Lula reforça combate ao feminicídio em pronunciamento no Dia da Mulher
Presidente destacou recorde de assassinatos de mulheres, anunciou mutirões para prender agressores e defendeu fim da escala 6×1 de trabalho
O presidente da República, Luiz Inácio Lula da Silva, utilizou a rede nacional de rádio e televisão neste sábado (7) para reforçar ações do governo no combate à violência contra a mulher, em homenagem ao Dia Internacional da Mulher, celebrado neste domingo (8). No discurso, Lula destacou o recorde de feminicídios registrado no Brasil em 2025, quando a média chegou a quatro mulheres assassinadas por dia.

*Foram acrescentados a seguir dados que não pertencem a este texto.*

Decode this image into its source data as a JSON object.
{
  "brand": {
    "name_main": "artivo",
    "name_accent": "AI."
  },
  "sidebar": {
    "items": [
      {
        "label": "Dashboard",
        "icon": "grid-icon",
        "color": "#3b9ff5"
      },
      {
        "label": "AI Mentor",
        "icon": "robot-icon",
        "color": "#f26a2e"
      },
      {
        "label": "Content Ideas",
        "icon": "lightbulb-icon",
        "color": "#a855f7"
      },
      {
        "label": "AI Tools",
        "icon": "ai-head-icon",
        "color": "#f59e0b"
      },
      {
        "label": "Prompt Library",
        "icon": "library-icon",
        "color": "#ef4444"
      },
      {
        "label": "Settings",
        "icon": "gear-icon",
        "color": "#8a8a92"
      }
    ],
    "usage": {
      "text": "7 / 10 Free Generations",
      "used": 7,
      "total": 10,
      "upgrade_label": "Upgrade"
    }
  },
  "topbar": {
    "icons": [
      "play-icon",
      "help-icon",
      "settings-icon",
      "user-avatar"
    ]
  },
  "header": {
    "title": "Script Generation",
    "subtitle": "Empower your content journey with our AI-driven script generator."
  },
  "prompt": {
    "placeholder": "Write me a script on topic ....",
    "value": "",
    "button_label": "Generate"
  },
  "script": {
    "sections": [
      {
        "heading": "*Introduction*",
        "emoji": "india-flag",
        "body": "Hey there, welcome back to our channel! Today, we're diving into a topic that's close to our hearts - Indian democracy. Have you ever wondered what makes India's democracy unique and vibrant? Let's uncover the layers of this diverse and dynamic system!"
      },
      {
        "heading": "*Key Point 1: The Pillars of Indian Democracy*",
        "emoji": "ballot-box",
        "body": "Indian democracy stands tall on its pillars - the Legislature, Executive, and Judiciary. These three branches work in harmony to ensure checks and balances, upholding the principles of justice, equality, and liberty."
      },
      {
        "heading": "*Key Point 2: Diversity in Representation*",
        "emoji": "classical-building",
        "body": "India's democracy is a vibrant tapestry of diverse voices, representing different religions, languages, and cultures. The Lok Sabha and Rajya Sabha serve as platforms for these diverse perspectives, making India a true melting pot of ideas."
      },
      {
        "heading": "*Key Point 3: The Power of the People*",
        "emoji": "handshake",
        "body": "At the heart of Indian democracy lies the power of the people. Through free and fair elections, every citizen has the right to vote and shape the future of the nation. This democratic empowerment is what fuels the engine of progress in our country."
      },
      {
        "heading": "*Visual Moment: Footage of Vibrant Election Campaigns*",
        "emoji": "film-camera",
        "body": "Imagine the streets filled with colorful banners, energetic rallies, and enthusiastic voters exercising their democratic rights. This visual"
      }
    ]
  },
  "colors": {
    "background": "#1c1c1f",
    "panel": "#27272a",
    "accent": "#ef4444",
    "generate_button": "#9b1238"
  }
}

“A cada seis horas, um homem mata uma mulher no Brasil. Cada feminicídio é o resultado de uma soma de violências diárias, silenciosas, naturalizadas. A maioria dessas agressões acontece dentro de casa, no ambiente que deveria ser de proteção”, afirmou o presidente. Ele também criticou a naturalização da violência, lembrando que, mesmo com penas de até 40 anos de prisão para assassinos, os crimes persistem.
Lula aproveitou para apresentar ações do governo integradas ao Pacto Nacional – Brasil contra o Feminicídio, envolvendo Executivo, Legislativo e Judiciário. Entre as medidas, destacou mutirões do Ministério da Justiça, em parceria com governos estaduais, para prender mais de 2 mil agressores. “Violência contra a mulher não é questão privada. É crime. E vamos, sim, meter a colher”, reforçou.
O presidente citou ainda programas sociais voltados à população feminina, como Pé-de-Meia, Gás do Povo, isenção do Imposto de Renda para quem recebe até R$ 5 mil e a distribuição gratuita de absorventes, ressaltando o impacto positivo dessas iniciativas nas famílias brasileiras.
Outro ponto abordado foi o fim da escala 6×1 de trabalho, que obriga trabalhadores a seis dias de jornada e apenas um de folga. Lula afirmou que a mudança traria mais tempo para estudo, lazer e convívio familiar, e reforçou que o governo busca avanços junto ao Congresso Nacional.
Lula também falou sobre o Estatuto Digital das Crianças e Adolescentes (ECA Digital), que entra em vigor em 17 de março, e será acompanhado de novas medidas de combate ao assédio online ainda em março. O estatuto prevê que plataformas digitais tomem providências para prevenir o acesso de crianças e adolescentes a conteúdos ilegais, exploração sexual, violência, assédio e publicidade predatória.
“O Brasil que queremos não é um país onde as mulheres apenas sobrevivam. É um país onde elas possam viver em segurança, com liberdade para se divertir, trabalhar, empreender e prosperar”, concluiu o presidente.